Well, as an instant declaration of its stupendous scale, starting a novel with "The Galactic Empire was falling" is kind of hard to beat.
"Jack Torrance thought: Officious little prick."

It just cracks me up!!
"My name was Salmon, like the fish; first name, Susie. I was fourteen when I was murdered on December 6, 1973." Opening lines of The Lovely Bones.
Can't remember the title of the novel but the opening lines are spoken by the Pope:

"It was the afternoon of my eighty-third birthday and I was in bed with my catamite".
Once upon a time .....
my mother is scraping a piece of burnt toast of of the kitchen window, a crease of annoyance across her forehead. This is not an occasional occurrence, a once-in-a-while hiccup in a busy mother's day. My mother burns the toast a surely as the sun rises each morning.

Nigel Slater - Toast
great book, very sad in a way.
THERE are moments of great luxury in the life of a secret agent.

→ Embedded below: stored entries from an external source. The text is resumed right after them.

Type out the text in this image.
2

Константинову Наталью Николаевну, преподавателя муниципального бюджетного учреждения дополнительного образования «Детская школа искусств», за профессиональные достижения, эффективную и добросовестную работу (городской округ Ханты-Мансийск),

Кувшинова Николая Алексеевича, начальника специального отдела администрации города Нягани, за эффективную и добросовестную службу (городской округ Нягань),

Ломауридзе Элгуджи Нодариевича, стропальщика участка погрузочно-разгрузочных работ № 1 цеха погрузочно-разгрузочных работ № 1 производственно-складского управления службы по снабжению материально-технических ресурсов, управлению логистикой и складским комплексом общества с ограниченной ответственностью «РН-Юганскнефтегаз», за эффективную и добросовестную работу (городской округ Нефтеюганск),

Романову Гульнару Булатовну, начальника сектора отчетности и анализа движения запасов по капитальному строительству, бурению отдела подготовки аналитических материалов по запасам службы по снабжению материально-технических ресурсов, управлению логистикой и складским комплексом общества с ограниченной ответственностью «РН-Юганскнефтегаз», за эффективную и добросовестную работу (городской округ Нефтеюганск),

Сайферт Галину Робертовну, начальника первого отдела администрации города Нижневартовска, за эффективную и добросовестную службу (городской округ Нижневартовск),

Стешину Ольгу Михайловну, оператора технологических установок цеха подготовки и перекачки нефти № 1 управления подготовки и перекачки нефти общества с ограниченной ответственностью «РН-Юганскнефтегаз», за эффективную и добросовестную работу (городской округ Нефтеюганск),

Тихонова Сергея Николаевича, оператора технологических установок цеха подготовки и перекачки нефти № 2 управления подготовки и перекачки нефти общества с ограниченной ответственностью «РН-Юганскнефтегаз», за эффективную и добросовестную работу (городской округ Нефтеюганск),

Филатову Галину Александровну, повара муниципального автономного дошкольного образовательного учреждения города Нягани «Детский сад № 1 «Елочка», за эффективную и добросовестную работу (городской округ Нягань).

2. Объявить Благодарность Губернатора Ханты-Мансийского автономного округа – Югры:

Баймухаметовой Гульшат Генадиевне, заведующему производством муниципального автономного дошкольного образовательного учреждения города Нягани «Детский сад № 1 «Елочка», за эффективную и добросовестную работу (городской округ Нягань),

THERE were four of us - George, and William Samuel Harris, and myself,
and Montmorency.

As I write, highly civilised human beings are flying overhead, trying to kill me.


SQUIRE TRELAWNEY, Dr. Livesey, and the rest of these gentlemen having
asked me to write down the whole particulars about Treasure Island, from
the beginning to the end, keeping nothing back but the bearings of the
island, and that only because there is still treasure not yet lifted, I
take up my pen in the year of grace 17__ and go back to the time when
my father kept the Admiral Benbow inn and the brown old seaman with the
sabre cut first took up his lodging under our roof.
I am doomed to remember a boy with a wrecked voice - not because of his voice, or because he was the smallest person I ever knew, or even because he was the instrument of my mother's death, but because he is the reason I believe in God

"A Prayer for Owen Meaney" John Irving (my favourite book as well)
I am packing my belongings in the shawl my mother used to wear when she went to the market. And I'm going from my valley. And this time, I shall never return. I am leaving behind me my fifty years of memory.
Sorry 'How Green was my valley'
"He was an old man who fished alone in a skiff in the Gulf Stream and he had gone eighty-four days now without taking a fish."

Ernest Hemingway's "The Old Man and the Sea". Not sure exactly why that has stuck with me... but somehow has. It does set the mood and scene precisely.